A Superior man was sentenced to seven years in prison and eight years of extended supervision Friday for selling the heroin/fentanyl mix that led to a 2016 overdose death.
Nathan Edward Birkholz, 25, pleaded no contest in Douglas County Circuit Court to one count of first-degree reckless homicide for selling drugs used in the fatal overdose of Neil Christianson, 25, of Superior, on Nov. 25, 2016. Birkholz's conviction is Douglas County’s first for drug-induced homicide in response to the opioid epidemic.
Judge George Glonek sentenced Birkholz to seven years in prison and eight years of extended supervision concurrent with two Douglas County sentences he’s currently serving. He was given credit for more than two years of time that he’s already served. A penalty enhancer charging Birkholz as a repeater was removed as part of the plea agreement.
Glonek accepted the sentence that was jointly recommended by District Attorney Mark Fruehauf and defense attorney Nathan Cockerham. To say a lot of discussion went into the recommendation would be an understatement, the district attorney said.

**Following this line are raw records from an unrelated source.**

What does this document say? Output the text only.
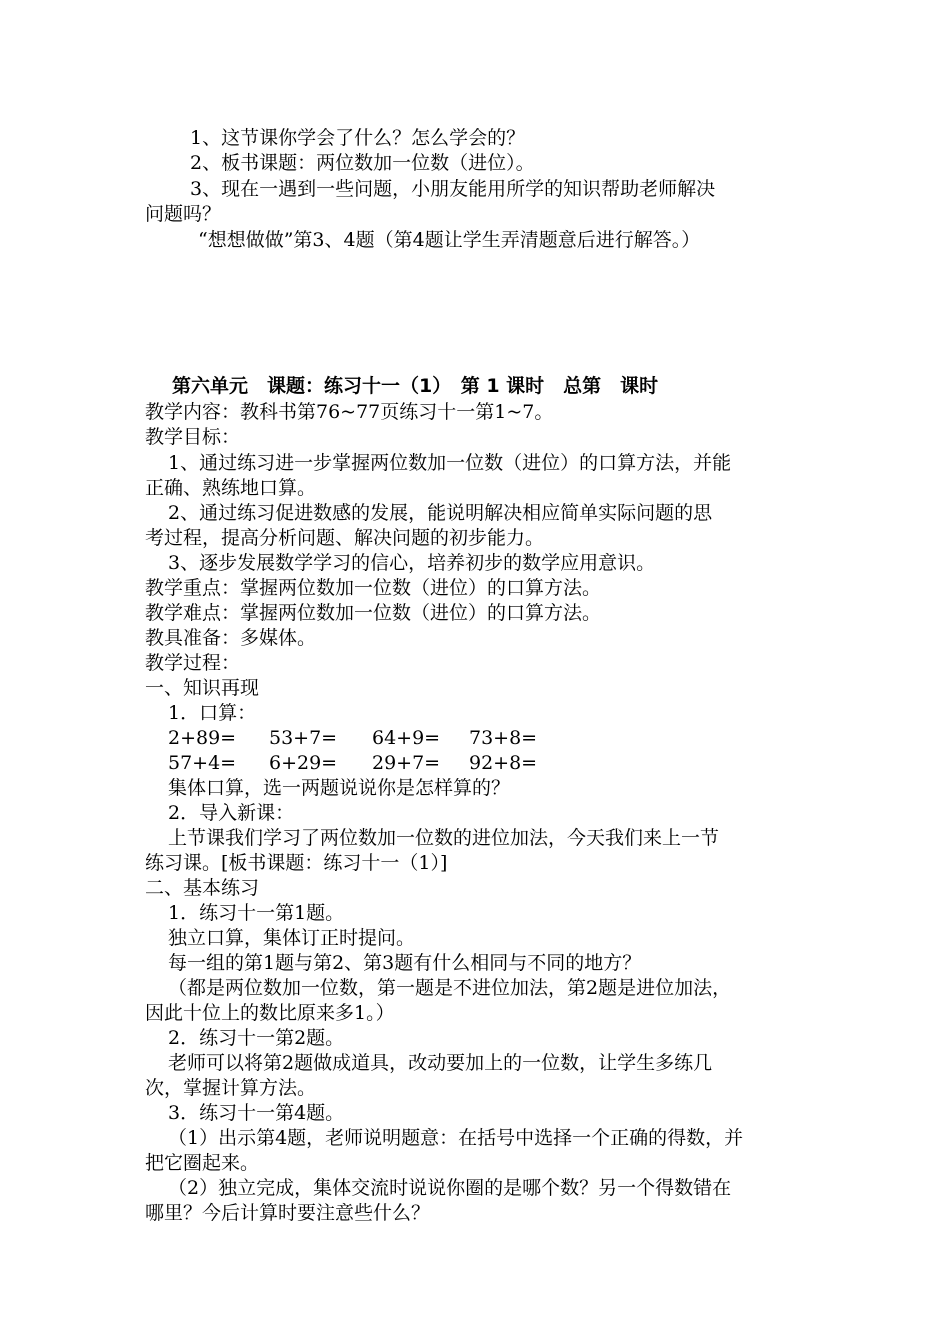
1、这节课你学会了什么？怎么学会的？
2、板书课题：两位数加一位数（进位）。
3、现在一遇到一些问题，小朋友能用所学的知识帮助老师解决
问题吗？
“想想做做”第3、4题（第4题让学生弄清题意后进行解答。）
第六单元　课题：练习十一（1）　第 1 课时　总第　课时
教学内容：教科书第76~77页练习十一第1~7。
教学目标：
1、通过练习进一步掌握两位数加一位数（进位）的口算方法，并能
正确、熟练地口算。
2、通过练习促进数感的发展，能说明解决相应简单实际问题的思
考过程，提高分析问题、解决问题的初步能力。
3、逐步发展数学学习的信心，培养初步的数学应用意识。
教学重点：掌握两位数加一位数（进位）的口算方法。
教学难点：掌握两位数加一位数（进位）的口算方法。
教具准备：多媒体。
教学过程：
一、知识再现
1．口算：
2+89= 53+7= 64+9= 73+8=
57+4= 6+29= 29+7= 92+8=
集体口算，选一两题说说你是怎样算的？
2．导入新课：
上节课我们学习了两位数加一位数的进位加法，今天我们来上一节
练习课。[板书课题：练习十一（1）]
二、基本练习
1．练习十一第1题。
独立口算，集体订正时提问。
每一组的第1题与第2、第3题有什么相同与不同的地方？
（都是两位数加一位数，第一题是不进位加法，第2题是进位加法，
因此十位上的数比原来多1。）
2．练习十一第2题。
老师可以将第2题做成道具，改动要加上的一位数，让学生多练几
次，掌握计算方法。
3．练习十一第4题。
（1）出示第4题，老师说明题意：在括号中选择一个正确的得数，并
把它圈起来。
（2）独立完成，集体交流时说说你圈的是哪个数？另一个得数错在
哪里？今后计算时要注意些什么？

“When we talked with the family at length, talked with the defense council at length, trying to come up with a number that’s somehow fair and does justice is really tough because there really isn’t a number that can bring the victim back,” Fruehauf said following the hearing.
The attorneys took into account the serious nature of the case and Birkholz’s criminal history — nine prior convictions, four of them felonies. Other factors considered were the precedent-setting nature of the case and the fact that Birkholz took responsibility by making a plea instead of putting the victims through the stress of a trial.
“I totally understand and respect that there are people who are probably going to look at this sentence and think that it’s too light; there are people who are going to look at this sentence and they might think that it’s too harsh,” Fruehauf said. “There are both ends of the spectrum.”
He acknowledged that there is national debate and criticism over using homicide charges to crack down on opioid dealers. This case wasn’t a situation where users were sharing a needle and one died; this was an intentional sale. The drug that was sold led to the death of a 25-year-old man and left ripples in the community.
“I remember when it made the news when the case was charged,” Fruehauf said. “He was a friend and a family member to many, so it really hit a lot of people.”
To date, Douglas County has only filed one drug-induced homicide case, but the problem remains an issue, both nationwide and in the Northland.
Fruehauf said his office would not hesitate to prosecute such cases in the future.
“I do think that for people who sell drugs like this in the community, that’s a choice you’re making and you’re going to have to live with the consequences of that," he said. “And if someone dies, we’re going to prosecute it.”